Georgia, California vie for Women’s Final Four bid

Georgia coach Andy Landers talks with his players during a brief break against Stanford late in the second half of a regional semifinal in the NCAA women's college basketball tournament Saturday, March 30, 2013, in Spokane, Wash. From left are Jasmine James, Anne Marie Armstrong, Jasmine Hassell, Tiaria Griffin and Shacobia Barbee. Georgia won 61-59. (AP Photo/Elaine Thompson) Show caption
Georgia coach Andy Landers talks with his players during a brief break against Stanford late in the second half of a regional semifinal in the NCAA women's college basketball tournament Saturday, March 30, 2013, in Spokane, Wash.

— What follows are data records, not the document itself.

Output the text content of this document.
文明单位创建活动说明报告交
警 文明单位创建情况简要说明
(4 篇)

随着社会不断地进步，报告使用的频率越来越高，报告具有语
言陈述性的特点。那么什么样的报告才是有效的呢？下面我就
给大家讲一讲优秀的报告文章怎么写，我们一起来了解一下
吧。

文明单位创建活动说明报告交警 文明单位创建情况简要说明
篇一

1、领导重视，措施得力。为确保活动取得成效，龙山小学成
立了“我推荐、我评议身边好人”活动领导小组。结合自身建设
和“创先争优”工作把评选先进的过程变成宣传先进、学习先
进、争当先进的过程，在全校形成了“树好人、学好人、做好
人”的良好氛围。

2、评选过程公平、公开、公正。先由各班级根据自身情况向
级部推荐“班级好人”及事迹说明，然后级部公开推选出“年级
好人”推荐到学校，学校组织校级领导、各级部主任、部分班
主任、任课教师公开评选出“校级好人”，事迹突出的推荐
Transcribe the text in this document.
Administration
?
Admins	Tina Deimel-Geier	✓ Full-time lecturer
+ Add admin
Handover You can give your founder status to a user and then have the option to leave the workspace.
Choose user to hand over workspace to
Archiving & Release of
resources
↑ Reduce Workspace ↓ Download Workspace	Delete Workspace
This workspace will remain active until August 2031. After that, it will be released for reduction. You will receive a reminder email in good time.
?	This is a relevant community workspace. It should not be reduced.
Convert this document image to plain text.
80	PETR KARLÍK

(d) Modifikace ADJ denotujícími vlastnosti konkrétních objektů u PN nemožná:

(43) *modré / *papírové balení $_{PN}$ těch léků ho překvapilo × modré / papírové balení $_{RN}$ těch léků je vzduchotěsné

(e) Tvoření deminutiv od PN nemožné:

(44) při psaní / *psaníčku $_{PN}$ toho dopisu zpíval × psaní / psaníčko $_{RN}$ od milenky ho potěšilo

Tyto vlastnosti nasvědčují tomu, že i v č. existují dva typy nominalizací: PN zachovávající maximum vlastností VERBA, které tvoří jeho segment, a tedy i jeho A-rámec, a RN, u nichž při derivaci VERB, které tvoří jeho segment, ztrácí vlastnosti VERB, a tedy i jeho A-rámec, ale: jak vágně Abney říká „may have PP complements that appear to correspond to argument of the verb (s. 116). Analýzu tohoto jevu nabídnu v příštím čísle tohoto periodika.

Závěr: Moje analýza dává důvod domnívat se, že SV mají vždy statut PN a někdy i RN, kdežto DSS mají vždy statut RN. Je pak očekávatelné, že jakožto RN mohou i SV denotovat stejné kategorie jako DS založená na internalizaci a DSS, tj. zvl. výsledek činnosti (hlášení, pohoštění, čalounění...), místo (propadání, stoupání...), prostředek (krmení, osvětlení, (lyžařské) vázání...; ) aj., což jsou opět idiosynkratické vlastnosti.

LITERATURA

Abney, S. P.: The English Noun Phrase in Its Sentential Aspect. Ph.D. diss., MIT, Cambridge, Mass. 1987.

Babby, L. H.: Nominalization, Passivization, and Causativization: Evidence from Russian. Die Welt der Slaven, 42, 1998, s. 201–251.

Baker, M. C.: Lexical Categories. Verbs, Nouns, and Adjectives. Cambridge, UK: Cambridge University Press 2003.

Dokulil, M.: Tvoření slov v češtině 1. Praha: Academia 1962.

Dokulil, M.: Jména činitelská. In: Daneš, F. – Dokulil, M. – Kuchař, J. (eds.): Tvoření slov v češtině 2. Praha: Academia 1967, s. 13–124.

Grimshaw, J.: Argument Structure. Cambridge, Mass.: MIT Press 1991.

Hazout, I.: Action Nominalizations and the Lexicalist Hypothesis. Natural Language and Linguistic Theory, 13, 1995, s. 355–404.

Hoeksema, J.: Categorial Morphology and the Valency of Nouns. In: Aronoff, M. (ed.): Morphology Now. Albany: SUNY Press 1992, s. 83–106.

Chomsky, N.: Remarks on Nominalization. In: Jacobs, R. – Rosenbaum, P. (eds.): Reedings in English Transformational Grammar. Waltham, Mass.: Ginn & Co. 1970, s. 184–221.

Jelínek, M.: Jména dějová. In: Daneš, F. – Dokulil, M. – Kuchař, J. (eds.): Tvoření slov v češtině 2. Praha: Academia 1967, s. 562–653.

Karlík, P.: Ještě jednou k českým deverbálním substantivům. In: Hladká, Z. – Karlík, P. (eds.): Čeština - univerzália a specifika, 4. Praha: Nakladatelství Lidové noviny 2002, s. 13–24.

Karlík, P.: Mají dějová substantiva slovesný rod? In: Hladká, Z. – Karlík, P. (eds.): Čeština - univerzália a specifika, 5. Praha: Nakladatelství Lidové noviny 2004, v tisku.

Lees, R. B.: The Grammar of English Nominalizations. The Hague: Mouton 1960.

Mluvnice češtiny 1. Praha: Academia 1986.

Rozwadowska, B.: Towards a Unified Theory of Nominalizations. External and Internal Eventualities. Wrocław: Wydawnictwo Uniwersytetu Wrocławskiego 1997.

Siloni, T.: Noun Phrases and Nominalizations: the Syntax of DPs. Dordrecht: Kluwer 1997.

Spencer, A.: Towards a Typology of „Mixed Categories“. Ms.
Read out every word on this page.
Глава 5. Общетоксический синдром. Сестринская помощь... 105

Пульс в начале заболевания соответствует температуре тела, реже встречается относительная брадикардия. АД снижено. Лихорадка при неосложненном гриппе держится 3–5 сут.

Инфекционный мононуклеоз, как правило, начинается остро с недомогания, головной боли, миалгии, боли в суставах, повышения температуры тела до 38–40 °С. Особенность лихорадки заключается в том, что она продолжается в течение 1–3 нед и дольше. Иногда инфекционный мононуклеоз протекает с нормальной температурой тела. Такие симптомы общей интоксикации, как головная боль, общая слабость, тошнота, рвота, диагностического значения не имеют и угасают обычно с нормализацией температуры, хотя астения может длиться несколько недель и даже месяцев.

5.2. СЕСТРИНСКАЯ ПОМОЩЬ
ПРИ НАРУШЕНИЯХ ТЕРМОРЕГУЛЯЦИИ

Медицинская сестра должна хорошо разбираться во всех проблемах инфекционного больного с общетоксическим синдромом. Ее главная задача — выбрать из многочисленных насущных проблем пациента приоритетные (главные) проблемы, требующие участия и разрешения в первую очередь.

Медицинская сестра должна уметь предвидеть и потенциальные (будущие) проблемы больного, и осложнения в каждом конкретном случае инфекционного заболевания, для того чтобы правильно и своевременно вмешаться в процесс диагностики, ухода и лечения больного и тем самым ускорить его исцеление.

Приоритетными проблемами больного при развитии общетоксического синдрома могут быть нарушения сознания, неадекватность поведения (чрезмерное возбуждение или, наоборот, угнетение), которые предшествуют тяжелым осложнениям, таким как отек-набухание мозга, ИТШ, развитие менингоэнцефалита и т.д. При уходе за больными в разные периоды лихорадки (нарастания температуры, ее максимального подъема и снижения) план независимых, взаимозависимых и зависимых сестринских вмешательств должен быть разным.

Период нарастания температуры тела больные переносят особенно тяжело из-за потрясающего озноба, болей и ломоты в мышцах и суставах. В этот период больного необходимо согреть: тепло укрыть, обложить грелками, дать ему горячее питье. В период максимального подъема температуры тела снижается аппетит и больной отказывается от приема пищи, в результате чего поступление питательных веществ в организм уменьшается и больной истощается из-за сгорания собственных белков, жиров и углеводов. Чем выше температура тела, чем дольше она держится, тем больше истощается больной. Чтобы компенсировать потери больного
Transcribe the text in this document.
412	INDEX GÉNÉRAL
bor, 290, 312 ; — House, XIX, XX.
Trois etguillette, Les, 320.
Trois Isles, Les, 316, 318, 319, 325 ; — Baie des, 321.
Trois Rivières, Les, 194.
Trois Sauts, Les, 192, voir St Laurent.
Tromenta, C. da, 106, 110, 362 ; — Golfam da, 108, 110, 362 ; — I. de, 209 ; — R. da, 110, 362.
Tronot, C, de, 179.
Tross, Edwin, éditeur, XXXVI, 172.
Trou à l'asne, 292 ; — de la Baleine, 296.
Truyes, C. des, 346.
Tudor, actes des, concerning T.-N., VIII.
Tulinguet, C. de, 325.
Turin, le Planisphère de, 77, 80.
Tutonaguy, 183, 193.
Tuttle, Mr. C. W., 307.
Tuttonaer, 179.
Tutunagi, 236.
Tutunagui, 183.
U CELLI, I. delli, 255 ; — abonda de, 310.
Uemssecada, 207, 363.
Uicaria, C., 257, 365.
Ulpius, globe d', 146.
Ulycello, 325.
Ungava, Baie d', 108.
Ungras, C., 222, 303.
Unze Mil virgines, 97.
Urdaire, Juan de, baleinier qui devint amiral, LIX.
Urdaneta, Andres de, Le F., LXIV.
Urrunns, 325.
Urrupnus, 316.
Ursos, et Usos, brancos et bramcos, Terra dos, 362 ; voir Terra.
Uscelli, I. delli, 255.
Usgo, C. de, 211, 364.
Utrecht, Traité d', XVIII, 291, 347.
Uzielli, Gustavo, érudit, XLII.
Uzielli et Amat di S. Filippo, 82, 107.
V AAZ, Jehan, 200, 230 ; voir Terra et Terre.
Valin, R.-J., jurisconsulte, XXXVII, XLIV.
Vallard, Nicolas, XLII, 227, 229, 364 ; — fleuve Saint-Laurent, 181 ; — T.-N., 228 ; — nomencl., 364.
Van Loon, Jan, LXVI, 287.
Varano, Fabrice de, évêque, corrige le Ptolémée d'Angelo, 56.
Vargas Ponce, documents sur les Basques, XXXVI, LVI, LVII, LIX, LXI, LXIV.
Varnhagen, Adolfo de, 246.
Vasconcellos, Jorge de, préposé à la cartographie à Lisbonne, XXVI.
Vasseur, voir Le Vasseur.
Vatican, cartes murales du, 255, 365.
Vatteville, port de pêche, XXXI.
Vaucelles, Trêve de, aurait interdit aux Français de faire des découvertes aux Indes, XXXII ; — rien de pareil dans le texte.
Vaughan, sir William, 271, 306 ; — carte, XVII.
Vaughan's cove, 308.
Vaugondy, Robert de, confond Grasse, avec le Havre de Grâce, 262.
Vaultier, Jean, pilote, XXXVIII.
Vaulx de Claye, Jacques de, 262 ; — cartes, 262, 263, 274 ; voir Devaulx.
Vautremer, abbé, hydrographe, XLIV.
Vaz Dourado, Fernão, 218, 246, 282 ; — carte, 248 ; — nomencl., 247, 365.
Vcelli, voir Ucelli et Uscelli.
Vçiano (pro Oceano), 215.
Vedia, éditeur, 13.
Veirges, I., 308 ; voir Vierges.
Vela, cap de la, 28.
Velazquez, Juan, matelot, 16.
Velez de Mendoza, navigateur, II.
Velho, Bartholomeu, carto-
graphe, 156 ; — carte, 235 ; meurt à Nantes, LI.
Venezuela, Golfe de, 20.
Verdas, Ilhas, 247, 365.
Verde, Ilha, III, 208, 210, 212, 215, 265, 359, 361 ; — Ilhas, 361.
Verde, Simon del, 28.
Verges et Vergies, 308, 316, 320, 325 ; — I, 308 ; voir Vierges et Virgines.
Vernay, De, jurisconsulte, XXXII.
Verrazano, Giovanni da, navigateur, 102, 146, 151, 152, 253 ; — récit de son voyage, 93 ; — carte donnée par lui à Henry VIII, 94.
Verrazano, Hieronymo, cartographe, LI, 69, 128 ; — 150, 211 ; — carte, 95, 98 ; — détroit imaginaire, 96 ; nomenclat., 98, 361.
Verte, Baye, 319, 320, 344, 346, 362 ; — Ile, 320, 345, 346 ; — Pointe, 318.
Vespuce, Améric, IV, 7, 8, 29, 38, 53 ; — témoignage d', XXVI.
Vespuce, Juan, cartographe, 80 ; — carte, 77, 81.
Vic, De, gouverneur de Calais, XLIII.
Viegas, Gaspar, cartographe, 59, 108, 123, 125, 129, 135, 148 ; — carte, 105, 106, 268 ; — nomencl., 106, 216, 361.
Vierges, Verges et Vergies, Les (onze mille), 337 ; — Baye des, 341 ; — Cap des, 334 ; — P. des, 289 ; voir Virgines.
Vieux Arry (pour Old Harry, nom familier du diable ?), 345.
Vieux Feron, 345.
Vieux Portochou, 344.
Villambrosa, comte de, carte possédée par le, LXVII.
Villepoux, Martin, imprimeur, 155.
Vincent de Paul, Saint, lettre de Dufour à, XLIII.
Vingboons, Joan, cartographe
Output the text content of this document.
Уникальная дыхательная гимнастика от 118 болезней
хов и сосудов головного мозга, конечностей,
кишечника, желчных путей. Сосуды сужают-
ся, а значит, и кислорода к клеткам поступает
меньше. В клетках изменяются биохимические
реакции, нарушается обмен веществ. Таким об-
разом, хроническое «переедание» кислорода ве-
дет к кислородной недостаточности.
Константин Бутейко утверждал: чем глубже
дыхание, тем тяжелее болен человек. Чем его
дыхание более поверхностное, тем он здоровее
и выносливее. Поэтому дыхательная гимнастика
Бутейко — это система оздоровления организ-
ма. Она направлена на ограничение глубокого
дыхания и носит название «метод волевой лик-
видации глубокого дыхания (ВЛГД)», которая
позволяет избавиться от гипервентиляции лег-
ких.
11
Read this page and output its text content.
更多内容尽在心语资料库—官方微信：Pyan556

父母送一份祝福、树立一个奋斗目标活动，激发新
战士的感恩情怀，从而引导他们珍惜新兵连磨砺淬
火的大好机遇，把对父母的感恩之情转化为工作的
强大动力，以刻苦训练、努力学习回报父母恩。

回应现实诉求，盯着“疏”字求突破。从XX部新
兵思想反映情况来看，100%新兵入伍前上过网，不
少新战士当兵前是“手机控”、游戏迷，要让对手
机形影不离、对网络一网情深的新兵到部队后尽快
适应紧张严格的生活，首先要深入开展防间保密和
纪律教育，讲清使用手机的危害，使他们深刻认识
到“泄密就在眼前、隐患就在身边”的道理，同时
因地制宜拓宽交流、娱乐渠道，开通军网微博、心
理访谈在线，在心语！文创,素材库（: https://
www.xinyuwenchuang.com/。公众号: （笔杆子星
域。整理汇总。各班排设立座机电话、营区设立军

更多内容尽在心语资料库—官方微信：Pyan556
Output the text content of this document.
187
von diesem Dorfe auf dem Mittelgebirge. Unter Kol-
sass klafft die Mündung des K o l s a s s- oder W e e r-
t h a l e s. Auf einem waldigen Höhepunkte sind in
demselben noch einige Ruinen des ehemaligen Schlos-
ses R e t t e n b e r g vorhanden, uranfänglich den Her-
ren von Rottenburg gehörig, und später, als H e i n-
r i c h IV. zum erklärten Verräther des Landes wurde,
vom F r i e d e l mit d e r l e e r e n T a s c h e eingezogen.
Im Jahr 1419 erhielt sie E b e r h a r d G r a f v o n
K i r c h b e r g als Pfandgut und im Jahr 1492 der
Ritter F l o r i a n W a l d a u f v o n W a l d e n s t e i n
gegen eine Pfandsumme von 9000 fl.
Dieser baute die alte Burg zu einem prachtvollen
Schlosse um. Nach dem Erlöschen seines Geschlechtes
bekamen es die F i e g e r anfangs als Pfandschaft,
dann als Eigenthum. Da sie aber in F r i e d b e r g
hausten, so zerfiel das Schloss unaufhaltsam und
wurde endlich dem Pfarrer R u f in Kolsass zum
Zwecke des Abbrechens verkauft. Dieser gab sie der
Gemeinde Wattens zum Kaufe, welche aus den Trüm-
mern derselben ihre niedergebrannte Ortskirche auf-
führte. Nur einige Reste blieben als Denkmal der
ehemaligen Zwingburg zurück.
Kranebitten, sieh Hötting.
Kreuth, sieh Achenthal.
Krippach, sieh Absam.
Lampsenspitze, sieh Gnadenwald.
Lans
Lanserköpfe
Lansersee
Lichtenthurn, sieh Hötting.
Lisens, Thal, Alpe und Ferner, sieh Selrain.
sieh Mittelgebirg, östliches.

From left are Jasmine James, Anne Marie Armstrong, Jasmine Hassell, Tiaria Griffin and Shacobia Barbee. Georgia won 61-59. (AP Photo/Elaine Thompson)

SPOKANE, Wash. — Andy Landers pulled no punches. The Georgia coach never does.

Georgia women’s basketball, in his estimation, was broken. Not shattered — the Lady Bulldogs were still reaching the NCAA tournament every year and occasionally making a run.

But nothing as deep as Georgia’s five Women’s Final Fours, the most recent one in 1999, or its previous trip to the Elite Eight against LSU in 2004.

That began to change when his current seniors were freshmen. And that team will square off with California in Monday’s Spokane Regional final.

“When you let something big get down on its knees — and Georgia basketball to us is big — it’s hard to get that giant back up,” Landers said Sunday. “I knew it was going to be hard.”

Hard is derailing Stanford, the top seed in the Spokane Regional. But that’s what Georgia did Saturday night, eliminating the mighty Cardinal 61-59.

Of course, the challenge of beating Cal, which split with Stanford and shared the Pac-12 regular-season title with the Cardinal, won’t be easy.

“They bring it,” Landers said. “They’ve got the athleticism, they’re high energy, they’re going to play hard. They’re good in transition, they’re very good in the halfcourt. They’ve got all the parts.”

Tip off is set for 8:30 p.m. CDT on ESPN at Spokane Arena between No. 2 seed Cal (31-3) and No. 4 Georgia (28-6). The winner punches a ticket to the Women’s Final Four next week at New Orleans Arena.

The Golden Bears shook loose from a close game with LSU for the first 30 minutes late Saturday night, using their transition game to run out to a 17-point lead before settling on a 73-63 margin of victory.

It was a historic victory for Cal, which had never been to the Elite Eight. The Bears reveled in the moment.

“We’re a team that celebrates everything,” star guard Layshia Clarendon said. She had 19 points against LSU, 17 in the decisive second half. “Like lunch. Or like shootaround. We got smoothies on the way here (Sunday) and we were like, ‘Yeah.’ We’re a grateful, upbeat, thankful team.”

And surprisingly physical. Gennifer Brandon, Cal’s 6-foot-2 junior forward, pounded on LSU inside, coming away with 17 points and a game-high 13 rebounds for a Cal team that ranks third nationally with a plus-11.3 rebounding margin.

“A lot of people mentioned LSU’s physicality and Georgia’s, but we bring a lot to the table physically,” Clarendon said. “Gennifer Brandon snatching a rebound is like, ‘You better move out of the way, or you’re getting your head taken off.’ ”

Georgia will counter with its senior frontcourt of 6-2 Jasmine Hassell (12.9 points, 6.2 rebounds) and 6-3 senior Anne Marie Armstrong (7.1, 5.1). Senior guard Jasmine James (11.0, 3.5) patrols the backcourt.

“It’s going to be a battle,” James said. “They rebound the ball very well. We have to focus on rebounding and trying to contain them because they are very athletic.”

Cal will try to become the first Pac-12 team besides Stanford or Southern Cal to reach the Final Four. Georgia and Kentucky, which plays Connecticut at 6:30 p.m. Monday in the Bridgeport Regional final, will try to become the first Southeastern Conference teams to get there since LSU and Tennessee in 2008.

It’s the longest drought for the SEC. Before that, the only Final Fours without an SEC team were 1992 and 2001.